Shares in Valeant Pharmaceuticals International Inc (NYSE:VRX) lost almost 9% in New York having surged late Tuesday after it emerged it was mulling a possible sale of Salix – its stomach drug arm.
Reports said the group was in talks with Japan’s Takeda Pharmaceutical Co over the sale of the drug franchise for US$10bn.
The purchase price would include around $8.5 billion in cash and future royalty payments to Valeant, said sources apparently familiar with the matter.
Sources added the caveat, as is oft the way in these cases, that there was no guarantee a deal would be struck.

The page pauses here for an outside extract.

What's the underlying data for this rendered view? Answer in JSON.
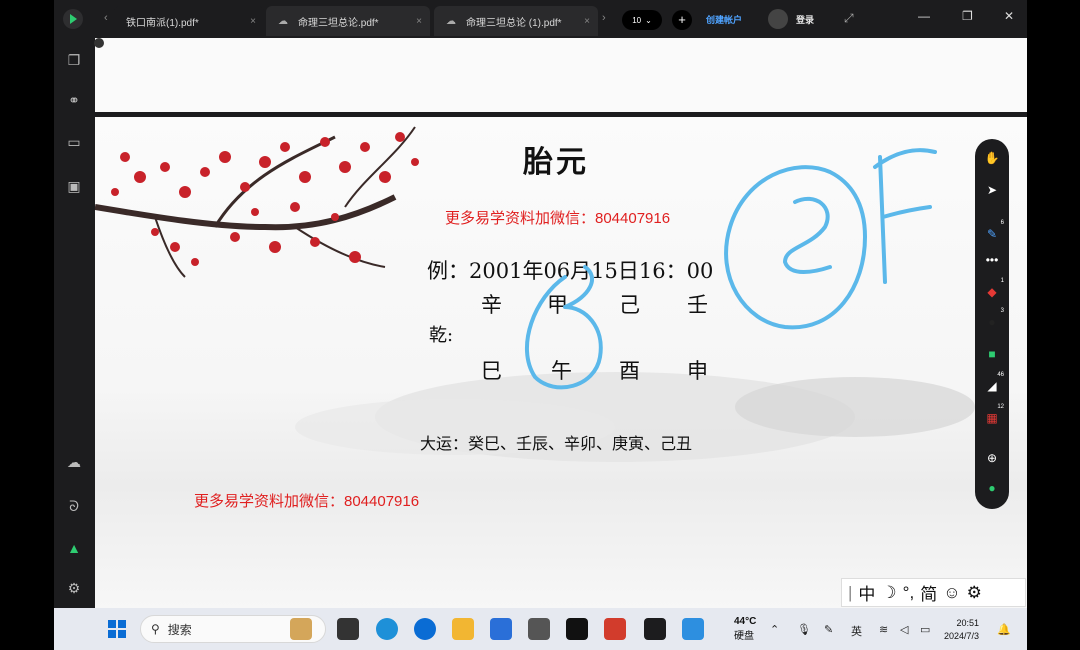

Valeant said in a statement on Tuesday: “We are currently in discussions with third parties for various divestitures including but not limited to Salix.
“The discussions may or may not lead to a definitive agreement.
“Valeant does not intend to comment further on market speculation or disclose any developments unless and until it otherwise deems further disclosure is appropriate or required.”
Valeant shares have been uninspired in recent months and plunged from highs earlier in the year as traders fret over its debt position and its acquisition -led growth trajectory.
It has reportedly been working with banks to now explore asset sales, of which Salix could be one.
If the Salix deal comes off, it could largely pay back its lenders, according to reports.
Valeant shares tumbled 8.21% to US$ 21.90.